8. The learned counsel for the petitioner would say that under the Drugs Price Control Order, 1979, the price is fixed only for retail and not for wholesale. If that be so, then authorities cannot take that fixation of such retail price into account for the determination of assessable value by invoking the second proviso. In the face of the interpretation of proviso (ii) which I have chosen to adopt, that proviso cannot be held to be valid as conflicting with the charging section as also the main provision in Section 4(1)(a) . However, in so far as the impugned order passed by the second respondent is concerned, as already stated, it proceeds on the erroneous basis that under proviso (ii) to Section 4(1)(a) the excise duty can be levied even on the post-manufacturing expenses. That view is obviously incorrect. The reasoning given by the second respondent in the impugned order is as follows :-

'I am unable to accept the factory's contention that the post-manufacturing expenses should be deducted from the NEP for arriving at the assessable value.

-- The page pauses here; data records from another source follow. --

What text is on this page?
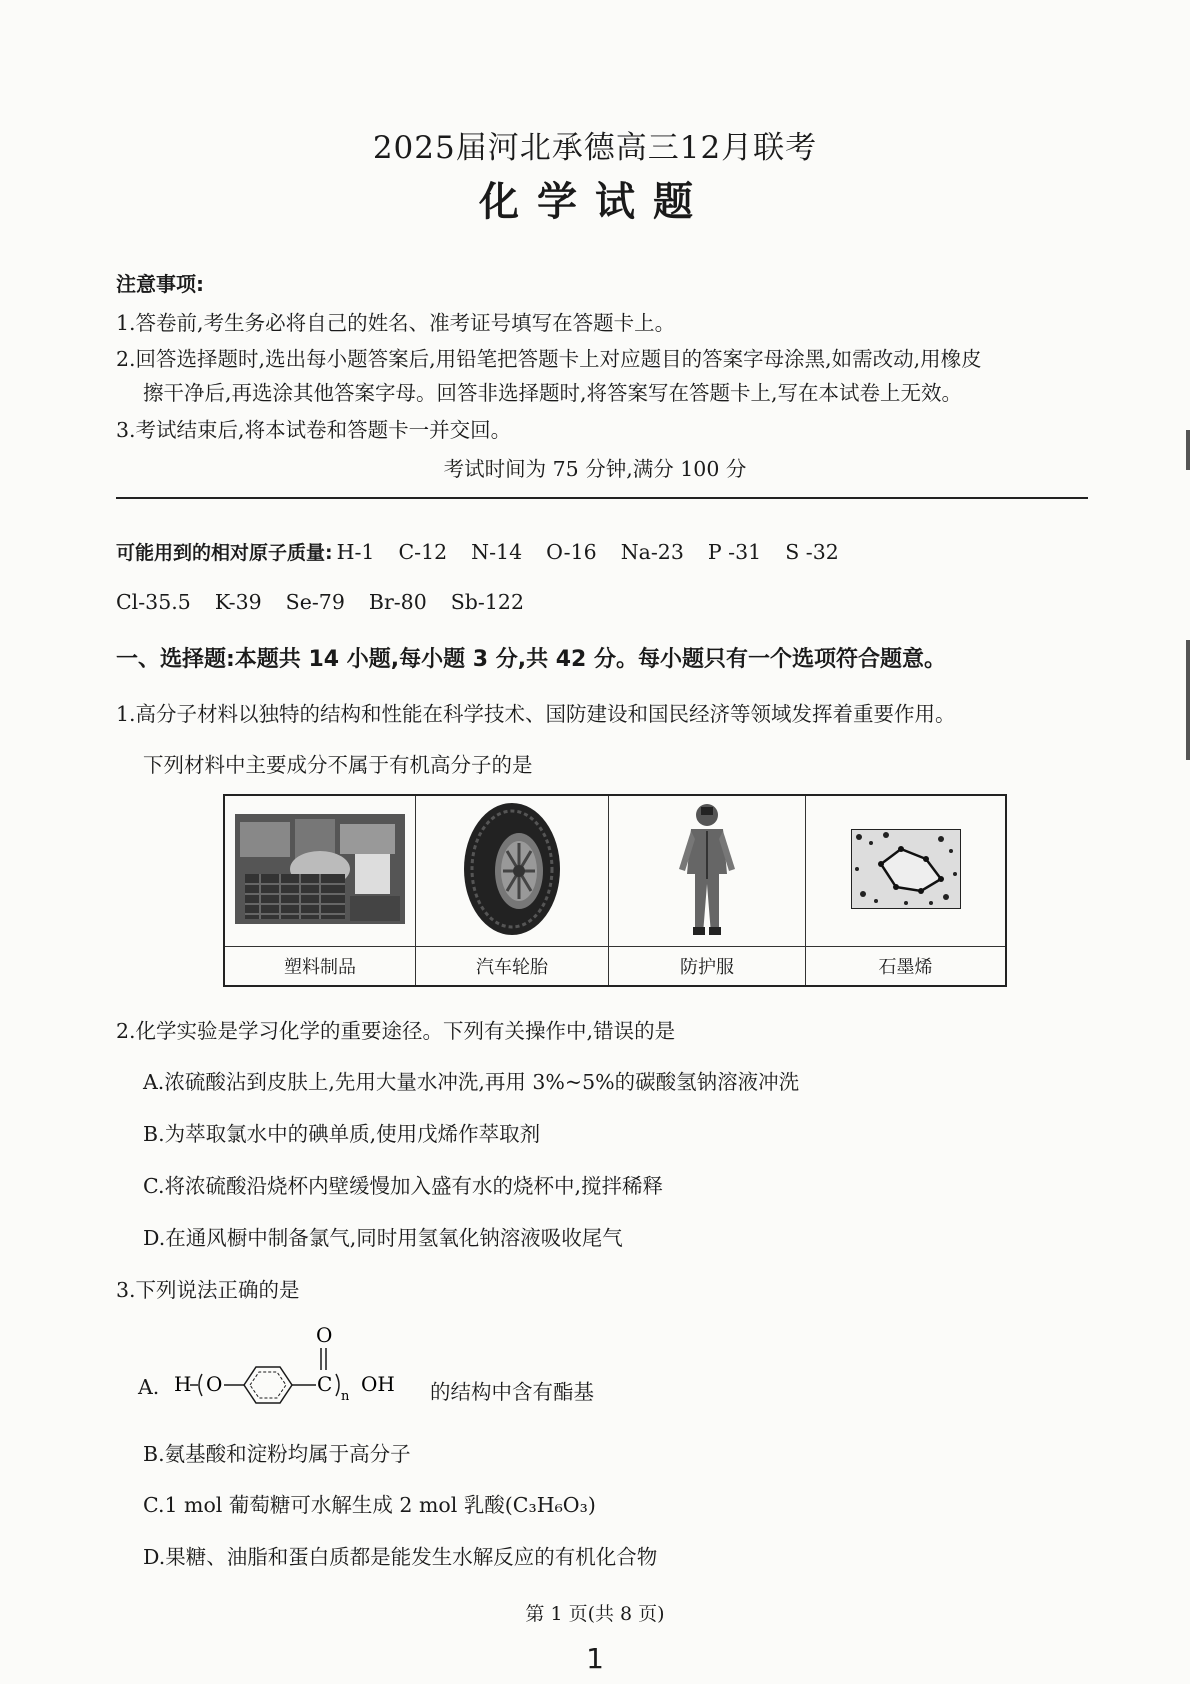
2025届河北承德高三12月联考
化学试题
注意事项:
1.答卷前,考生务必将自己的姓名、准考证号填写在答题卡上。
2.回答选择题时,选出每小题答案后,用铅笔把答题卡上对应题目的答案字母涂黑,如需改动,用橡皮
擦干净后,再选涂其他答案字母。回答非选择题时,将答案写在答题卡上,写在本试卷上无效。
3.考试结束后,将本试卷和答题卡一并交回。
考试时间为 75 分钟,满分 100 分
可能用到的相对原子质量: H-1 C-12 N-14 O-16 Na-23 P -31 S -32
Cl-35.5 K-39 Se-79 Br-80 Sb-122
一、选择题:本题共 14 小题,每小题 3 分,共 42 分。每小题只有一个选项符合题意。
1.高分子材料以独特的结构和性能在科学技术、国防建设和国民经济等领域发挥着重要作用。
下列材料中主要成分不属于有机高分子的是

塑料制品	汽车轮胎	防护服	石墨烯
2.化学实验是学习化学的重要途径。下列有关操作中,错误的是
A.浓硫酸沾到皮肤上,先用大量水冲洗,再用 3%~5%的碳酸氢钠溶液冲洗
B.为萃取氯水中的碘单质,使用戊烯作萃取剂
C.将浓硫酸沿烧杯内壁缓慢加入盛有水的烧杯中,搅拌稀释
D.在通风橱中制备氯气,同时用氢氧化钠溶液吸收尾气
3.下列说法正确的是
A. H O	C
O
n
OH 的结构中含有酯基
B.氨基酸和淀粉均属于高分子
C.1 mol 葡萄糖可水解生成 2 mol 乳酸(C₃H₆O₃)
D.果糖、油脂和蛋白质都是能发生水解反应的有机化合物
第 1 页(共 8 页)
1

There are clear provisions under Section 4(1)(a) proviso (ii) of Central Excises and Salt Act, 1944, that a price fixed under any law for the time being in force the maximum fixed under any such law should form the assessable value. No provisions are made under the said section for the deduction of a so-called post-manufacturing expenses. In the case of Messrs Kanpha Labs (Madras) Madras 3, it is not in dispute that the price fixed for their medicines under question is a statutory price fixed under Drug Price Control Order, 1979. Therefore, this should correctly form the assessable value without the deduction of the so-called post-manufacturing expenses.'

9. According to him Section 4(1)(a) proviso (ii) enables the excise duty being levied on a statutory price fixed under the Drugs Price Control Order, 1979 taking the same as the assessable value and no deduction of the so-called post-manufacturing expenses could be made therefrom. In this case, the petitioner's claim before the second respondent while submitting the price list was that the retail price fixed under the Drugs Price Control Order, 1979, includes post-manufacturing expenses, that the post-manufacturing expenses worked out on the basis of rule 11 of the Drugs Price Control Order, 1979, came to 88 per cent and that should be allowed as a deduction. The learned counsel for the respondents would say that the claim of 88 per cent of the cost for the manufacturing expenses cannot be accepted. It is no doubt true that the claim made by the petitioner for deduction of as much as 88 per cent as manufacturing expenses cannot straightway be allowed and the second respondent can go into the question as to what is the actual manufacturing expenses in respect of particular items of drugs or medicines manufactured by the petitioner. For that purpose, the respondents can either take the retail price under the Drugs Price Control Order, 1979 and give deduction for the actual post-manufacturing expenses incurred or work out the cost of manufacture and the manufacturer's profits from the books of account maintained by the petitioner.

10. In this view of the matter, the order of the second respondent dated 27-12-1981 is quashed with a direction to the second respondent to determine the assessable value according to law and after excluding the post-manufacturing expenses. There will be no order as to costs.